Polysaccharide synergy of alginate/kappa carrageenan with microalgal system for sustainable heavy metal remediation

Abstract

As environmental pollution escalates, the need for sustainable and efficient bioremediation solutions has become increasingly urgent. Microalgae, with their inherent ability to capture and metabolize pollutants, offer a promising approach to wastewater treatment and environmental restoration. This, three-dimensional (3D) bioprinting of microalgae is emerging as a transformative environmental technology with significant potential for addressing critical ecological challenges. The advent of 3D bioprinting has now enabled the creation of optimized, high-surface-area structures that enhance the efficacy and stability of microalgae in bioremediation applications. Here we develop a novel method of fabricating Chlorophyceae Dunaliella tertiolecta encased within a hydrogel scaffold consisting of sodium alginate and kappa carrageenan crosslinked by cations (Ca²⁺ and K⁺). To accomplish well-designed and spatially defined patterns of microalgal cells with robust mechanical strength is challenging. But here we present a biocompatible 3D matrix for supporting microalgal cells with a substantially robust mechanical property. This study explores the sustainable fabrication of 3D bioprinted microalgae-laden constructs, employing eco-friendly biopolymers as support materials to enhance algal growth, pollutant uptake, and structural integrity. The bioprinted microalgae structures demonstrated robust performance in heavy metal adsorption and organic pollutant degradation, even under diverse wastewater conditions.

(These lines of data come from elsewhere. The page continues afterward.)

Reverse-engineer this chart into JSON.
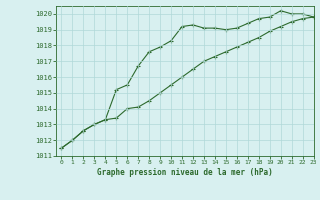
{
  "line1_x": [
    0,
    1,
    2,
    3,
    4,
    5,
    6,
    7,
    8,
    9,
    10,
    11,
    12,
    13,
    14,
    15,
    16,
    17,
    18,
    19,
    20,
    21,
    22,
    23
  ],
  "line1_y": [
    1011.5,
    1012.0,
    1012.6,
    1013.0,
    1013.3,
    1015.2,
    1015.5,
    1016.7,
    1017.6,
    1017.9,
    1018.3,
    1019.2,
    1019.3,
    1019.1,
    1019.1,
    1019.0,
    1019.1,
    1019.4,
    1019.7,
    1019.8,
    1020.2,
    1020.0,
    1020.0,
    1019.8
  ],
  "line2_x": [
    0,
    1,
    2,
    3,
    4,
    5,
    6,
    7,
    8,
    9,
    10,
    11,
    12,
    13,
    14,
    15,
    16,
    17,
    18,
    19,
    20,
    21,
    22,
    23
  ],
  "line2_y": [
    1011.5,
    1012.0,
    1012.6,
    1013.0,
    1013.3,
    1013.4,
    1014.0,
    1014.1,
    1014.5,
    1015.0,
    1015.5,
    1016.0,
    1016.5,
    1017.0,
    1017.3,
    1017.6,
    1017.9,
    1018.2,
    1018.5,
    1018.9,
    1019.2,
    1019.5,
    1019.7,
    1019.8
  ],
  "line_color": "#2d6a2d",
  "bg_color": "#d8f0f0",
  "grid_color": "#b0d8d8",
  "xlabel": "Graphe pression niveau de la mer (hPa)",
  "ylim": [
    1011,
    1020.5
  ],
  "xlim": [
    -0.5,
    23
  ],
  "yticks": [
    1011,
    1012,
    1013,
    1014,
    1015,
    1016,
    1017,
    1018,
    1019,
    1020
  ],
  "xticks": [
    0,
    1,
    2,
    3,
    4,
    5,
    6,
    7,
    8,
    9,
    10,
    11,
    12,
    13,
    14,
    15,
    16,
    17,
    18,
    19,
    20,
    21,
    22,
    23
  ]
}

Key findings indicate that the optimized 3D structures enable faster contaminant removal, higher reusability, and minimal environmental impact compared to traditional bioremediation approaches. This work highlights the potential of integrating 3D bioprinting and microalgae bioremediation as a scalable, sustainable strategy for wastewater treatment and environmental preservation. This approach not only contributes to cleaner water resources (SDG 6) but also supports climate action (SDG 13) through carbon sequestration, while fostering innovation in sustainable industrial practices (SDG 9).

Keywords: Dunaliella tertiolecta; Hydrogel scaffold; Three-dimensional (3D) bioprinting; Water purification.